Tuesday, May 29, 2012

"Show, don't tell" and hoarding

I spent the past two days purging old clothes from my closets. I hauled five bags of stuff off to Goodwill, and upon returning home, I felt ... awful. My sense is that one is supposed to feel liberated on such occasions, and also not a little holy for contributing to charity (though one is also aware that clothing donations from the first world can interfere with nascent clothes-making businesses in the third). While I kept reminding myself of how lame it is to hang onto stuff I don't wear, when others might be able to use it, when I drove away from the Goodwill container I felt almost like I was fleeing the scene of a crime I had just committed.

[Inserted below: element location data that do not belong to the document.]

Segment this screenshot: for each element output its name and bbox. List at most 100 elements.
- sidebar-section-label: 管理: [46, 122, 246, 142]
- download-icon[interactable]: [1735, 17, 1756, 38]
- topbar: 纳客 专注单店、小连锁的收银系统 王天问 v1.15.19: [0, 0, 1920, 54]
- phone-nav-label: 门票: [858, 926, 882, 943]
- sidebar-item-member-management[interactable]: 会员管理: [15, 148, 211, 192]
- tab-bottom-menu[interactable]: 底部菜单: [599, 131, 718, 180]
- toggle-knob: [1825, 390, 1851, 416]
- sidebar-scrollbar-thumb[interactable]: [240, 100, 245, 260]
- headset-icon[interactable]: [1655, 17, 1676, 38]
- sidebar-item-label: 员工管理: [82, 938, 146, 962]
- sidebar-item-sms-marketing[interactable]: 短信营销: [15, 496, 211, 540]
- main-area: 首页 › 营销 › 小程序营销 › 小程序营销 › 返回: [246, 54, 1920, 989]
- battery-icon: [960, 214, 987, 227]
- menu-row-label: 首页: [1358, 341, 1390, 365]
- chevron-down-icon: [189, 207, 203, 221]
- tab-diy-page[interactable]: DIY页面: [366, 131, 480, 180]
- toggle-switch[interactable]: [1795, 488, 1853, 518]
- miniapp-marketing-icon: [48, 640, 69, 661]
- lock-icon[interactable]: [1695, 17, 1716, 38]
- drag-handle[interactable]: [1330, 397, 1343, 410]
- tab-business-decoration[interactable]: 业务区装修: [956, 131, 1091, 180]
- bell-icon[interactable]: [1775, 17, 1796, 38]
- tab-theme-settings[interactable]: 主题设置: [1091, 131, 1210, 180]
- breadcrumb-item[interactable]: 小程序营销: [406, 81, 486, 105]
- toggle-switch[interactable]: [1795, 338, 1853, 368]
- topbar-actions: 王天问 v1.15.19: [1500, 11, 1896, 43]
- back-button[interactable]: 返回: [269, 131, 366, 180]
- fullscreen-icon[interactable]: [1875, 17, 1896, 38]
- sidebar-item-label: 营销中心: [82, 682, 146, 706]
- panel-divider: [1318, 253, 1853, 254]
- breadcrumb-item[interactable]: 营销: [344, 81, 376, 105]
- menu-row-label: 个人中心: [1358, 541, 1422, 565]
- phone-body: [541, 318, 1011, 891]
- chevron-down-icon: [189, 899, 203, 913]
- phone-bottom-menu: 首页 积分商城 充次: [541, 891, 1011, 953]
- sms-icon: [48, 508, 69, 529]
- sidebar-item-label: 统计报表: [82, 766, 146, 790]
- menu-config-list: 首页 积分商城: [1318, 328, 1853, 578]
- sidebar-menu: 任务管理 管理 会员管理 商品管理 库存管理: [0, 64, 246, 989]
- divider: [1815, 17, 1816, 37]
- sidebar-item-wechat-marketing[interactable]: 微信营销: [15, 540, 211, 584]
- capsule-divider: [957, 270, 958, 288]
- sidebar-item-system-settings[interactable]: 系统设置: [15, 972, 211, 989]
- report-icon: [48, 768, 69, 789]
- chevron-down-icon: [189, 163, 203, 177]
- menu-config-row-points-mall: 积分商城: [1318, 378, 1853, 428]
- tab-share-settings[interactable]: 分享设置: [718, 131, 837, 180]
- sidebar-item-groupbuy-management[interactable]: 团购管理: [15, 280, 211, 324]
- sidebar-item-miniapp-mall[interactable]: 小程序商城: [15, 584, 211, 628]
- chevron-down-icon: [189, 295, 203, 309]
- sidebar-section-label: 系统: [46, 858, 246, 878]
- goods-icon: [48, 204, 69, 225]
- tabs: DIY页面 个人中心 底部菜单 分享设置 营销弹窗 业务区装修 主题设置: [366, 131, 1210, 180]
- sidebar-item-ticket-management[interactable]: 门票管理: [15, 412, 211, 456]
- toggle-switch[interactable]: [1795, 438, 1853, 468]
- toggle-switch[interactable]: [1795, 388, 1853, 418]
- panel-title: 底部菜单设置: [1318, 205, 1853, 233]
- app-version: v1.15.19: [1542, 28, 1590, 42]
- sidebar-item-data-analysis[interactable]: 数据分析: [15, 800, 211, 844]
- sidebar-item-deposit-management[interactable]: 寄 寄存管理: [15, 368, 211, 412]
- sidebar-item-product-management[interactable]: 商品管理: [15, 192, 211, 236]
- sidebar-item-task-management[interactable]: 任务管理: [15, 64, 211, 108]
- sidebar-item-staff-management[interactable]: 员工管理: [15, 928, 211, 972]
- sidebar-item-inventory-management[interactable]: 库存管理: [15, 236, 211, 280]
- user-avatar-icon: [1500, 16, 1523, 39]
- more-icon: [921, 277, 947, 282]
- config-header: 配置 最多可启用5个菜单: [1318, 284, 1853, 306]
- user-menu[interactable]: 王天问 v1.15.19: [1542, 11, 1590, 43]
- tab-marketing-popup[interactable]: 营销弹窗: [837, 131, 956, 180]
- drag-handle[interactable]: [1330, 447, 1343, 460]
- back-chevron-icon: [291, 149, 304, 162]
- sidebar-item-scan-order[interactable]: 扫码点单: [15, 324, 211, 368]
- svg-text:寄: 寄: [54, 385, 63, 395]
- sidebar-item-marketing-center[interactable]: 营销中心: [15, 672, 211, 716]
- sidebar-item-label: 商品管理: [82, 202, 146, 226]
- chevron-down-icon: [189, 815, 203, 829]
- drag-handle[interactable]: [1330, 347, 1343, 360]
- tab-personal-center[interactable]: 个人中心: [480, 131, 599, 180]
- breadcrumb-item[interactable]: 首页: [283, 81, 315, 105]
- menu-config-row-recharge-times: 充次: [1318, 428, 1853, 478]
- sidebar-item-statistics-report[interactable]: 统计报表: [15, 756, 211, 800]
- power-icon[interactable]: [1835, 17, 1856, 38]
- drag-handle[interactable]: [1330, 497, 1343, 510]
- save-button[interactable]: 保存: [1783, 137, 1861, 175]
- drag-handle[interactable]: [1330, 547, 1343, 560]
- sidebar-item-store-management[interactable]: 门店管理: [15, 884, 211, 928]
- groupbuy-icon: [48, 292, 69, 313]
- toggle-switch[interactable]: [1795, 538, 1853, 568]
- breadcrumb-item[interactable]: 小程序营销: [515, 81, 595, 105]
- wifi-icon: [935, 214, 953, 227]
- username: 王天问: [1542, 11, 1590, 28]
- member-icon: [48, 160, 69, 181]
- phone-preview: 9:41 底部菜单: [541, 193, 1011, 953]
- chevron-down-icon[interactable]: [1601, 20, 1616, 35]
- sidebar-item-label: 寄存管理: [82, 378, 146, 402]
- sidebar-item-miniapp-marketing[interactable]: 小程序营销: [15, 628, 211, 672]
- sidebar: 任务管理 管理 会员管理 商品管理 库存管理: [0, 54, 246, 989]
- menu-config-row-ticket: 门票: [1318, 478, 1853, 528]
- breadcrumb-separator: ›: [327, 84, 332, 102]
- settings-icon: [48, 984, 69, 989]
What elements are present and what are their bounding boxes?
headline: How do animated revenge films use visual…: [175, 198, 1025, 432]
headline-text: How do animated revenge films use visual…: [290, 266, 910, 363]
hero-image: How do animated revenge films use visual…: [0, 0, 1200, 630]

Yes, things are just things. And yet they are not. In the same way that in fiction, the specific, telling detail is a window into a character's psyche, things--in our consumer society, anyway--are portals to the past. To me, even the most trivial piece of clothing I heaved into the Hefty bag had some bit of memory stuck to it, along with lint and cat hair. I almost always remembered where I'd bought the thing, and what life was like at that time (I really have hung onto things far too long). If the piece of clothing was a gift, well, so much the worse. How ungrateful I felt for never wearing that jacket (even if it didn't fit, or made me look like Carmela Soprano, or both). How I felt like I was stabbing the giver in the heart, like I was tossing a kitten out of a car into the rain.

It's my guess that although I may be nuttier than many in this area, I'm not alone. (I am fortunate, too, that our condo is small enough that full-on hoarding is simply not possible.) Consumerism, I think, depends on this fear of loss, especially of the loss of memory. We buy to ward off Alzheimer's, and we give to keep others from forgetting us. Those aren't the only reasons, of course, but they come into play--maybe more so when we feel ourselves isolated, and people close to us start dying, and we start to think of how many people we've already lost track of over the course of our lives.

What will keep our memories for us, if not objects? Stories? Facebook? The Cloud? Fine, but we can't touch and see these things in the same way I could have--but didn't--wear that TV-test-pattern sweater I bought in England two-plus decades ago. You can tell stories to kids and grandkids, but if they're not connected to tangible things, those stories mutate and dissipate over generations, even if they're written down. Objects don't change, although they do decay, and their original appeal or function can become questionable.

This is where Buddhism is supposed to help, right? Impermanence, impermanence. Further: giving up clothing is nothing compared to giving up one's life, which is what Memorial Day is about. Yet Memorial Day is also about sales. It really seems like this endless circulation of stuff through our lives is really the presence (presents?) of death.

Anyway, I've moved more junk into the empty spaces in the closets, so there's lots more space in my office now. That's kind of nice.